People can help to fight the virus in the following ways:
- If you develop symptoms, you must continue to follow the rules to self-isolate with other members of your household and order a test to find out if you have coronavirus.
- If you test positive for coronavirus, you must share information promptly about your recent contacts through the NHS test and trace service to help us alert other people who may need to self-isolate.
- If you have had close recent contact with someone who has coronavirus, you must self-isolate if the NHS test and trace service advises you to do so.
- Tests are now available to all adults and most children with a fever, a new continuous cough or a loss of smell or taste.
- Tests are free, results are issued within 48 hours and NHS contact tracing is a confidential service.
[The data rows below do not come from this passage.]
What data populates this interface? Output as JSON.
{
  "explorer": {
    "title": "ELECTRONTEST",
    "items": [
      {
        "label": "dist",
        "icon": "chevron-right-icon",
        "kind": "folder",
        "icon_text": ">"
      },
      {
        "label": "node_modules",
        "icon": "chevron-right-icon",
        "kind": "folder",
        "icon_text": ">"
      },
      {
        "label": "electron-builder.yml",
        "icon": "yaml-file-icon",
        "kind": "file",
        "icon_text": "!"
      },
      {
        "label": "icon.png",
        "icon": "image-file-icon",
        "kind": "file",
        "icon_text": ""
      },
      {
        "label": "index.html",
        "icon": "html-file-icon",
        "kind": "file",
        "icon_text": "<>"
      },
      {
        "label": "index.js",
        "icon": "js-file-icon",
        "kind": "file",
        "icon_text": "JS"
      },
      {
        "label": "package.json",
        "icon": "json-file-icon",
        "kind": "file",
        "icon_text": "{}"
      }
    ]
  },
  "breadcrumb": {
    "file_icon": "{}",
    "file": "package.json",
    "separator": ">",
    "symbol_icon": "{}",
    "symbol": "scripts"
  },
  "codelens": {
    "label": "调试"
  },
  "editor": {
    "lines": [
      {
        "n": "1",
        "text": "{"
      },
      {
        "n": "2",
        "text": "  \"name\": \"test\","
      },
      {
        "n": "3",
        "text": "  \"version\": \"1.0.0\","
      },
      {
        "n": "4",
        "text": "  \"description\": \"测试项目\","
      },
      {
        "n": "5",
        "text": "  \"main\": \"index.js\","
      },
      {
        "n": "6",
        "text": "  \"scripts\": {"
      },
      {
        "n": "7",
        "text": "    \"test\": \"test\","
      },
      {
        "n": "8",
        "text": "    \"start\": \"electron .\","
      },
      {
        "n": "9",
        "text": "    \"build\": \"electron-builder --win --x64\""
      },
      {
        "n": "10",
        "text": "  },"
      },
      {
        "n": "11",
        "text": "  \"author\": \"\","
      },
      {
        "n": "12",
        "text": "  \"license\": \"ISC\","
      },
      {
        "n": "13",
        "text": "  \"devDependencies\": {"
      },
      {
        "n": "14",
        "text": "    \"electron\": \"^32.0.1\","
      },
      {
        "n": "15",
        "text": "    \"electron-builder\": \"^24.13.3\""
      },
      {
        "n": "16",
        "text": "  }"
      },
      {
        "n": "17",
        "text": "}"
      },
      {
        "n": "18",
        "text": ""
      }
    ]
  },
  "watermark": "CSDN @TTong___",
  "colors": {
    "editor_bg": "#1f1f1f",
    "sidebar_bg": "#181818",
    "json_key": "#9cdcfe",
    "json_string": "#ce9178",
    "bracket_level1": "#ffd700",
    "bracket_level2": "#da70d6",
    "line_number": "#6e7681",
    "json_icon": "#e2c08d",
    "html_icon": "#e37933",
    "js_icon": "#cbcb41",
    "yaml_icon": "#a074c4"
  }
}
- You can apply for a swab test for yourself, or for anyone in your household, if you or they have symptoms
- You can travel to a drive-through testing site, visit a mobile testing unit or get a home testing kit delivered.
- Contact Public Health England as soon as a case is identified – either confirmed or suspected – in a staff or customer.
- This should be reported to Public Health England as soon as possible by ringing 0344 225 3560 and pressing 0 then option 2.
- Reporting a suspected or confirmed case as a business as soon as possible means that Public Health can support your firm to contain and avoid spread.
Cllr Ward added: "This is in everyone's interests and it's not just about diagnosing individual cases, it's about understanding how widely the virus has spread. We can identify hotspots and act to contain and control the virus.
"Individuals and businesses can all play a vital role and it's essential that we all follow Public Health England’s advice on reporting cases promptly."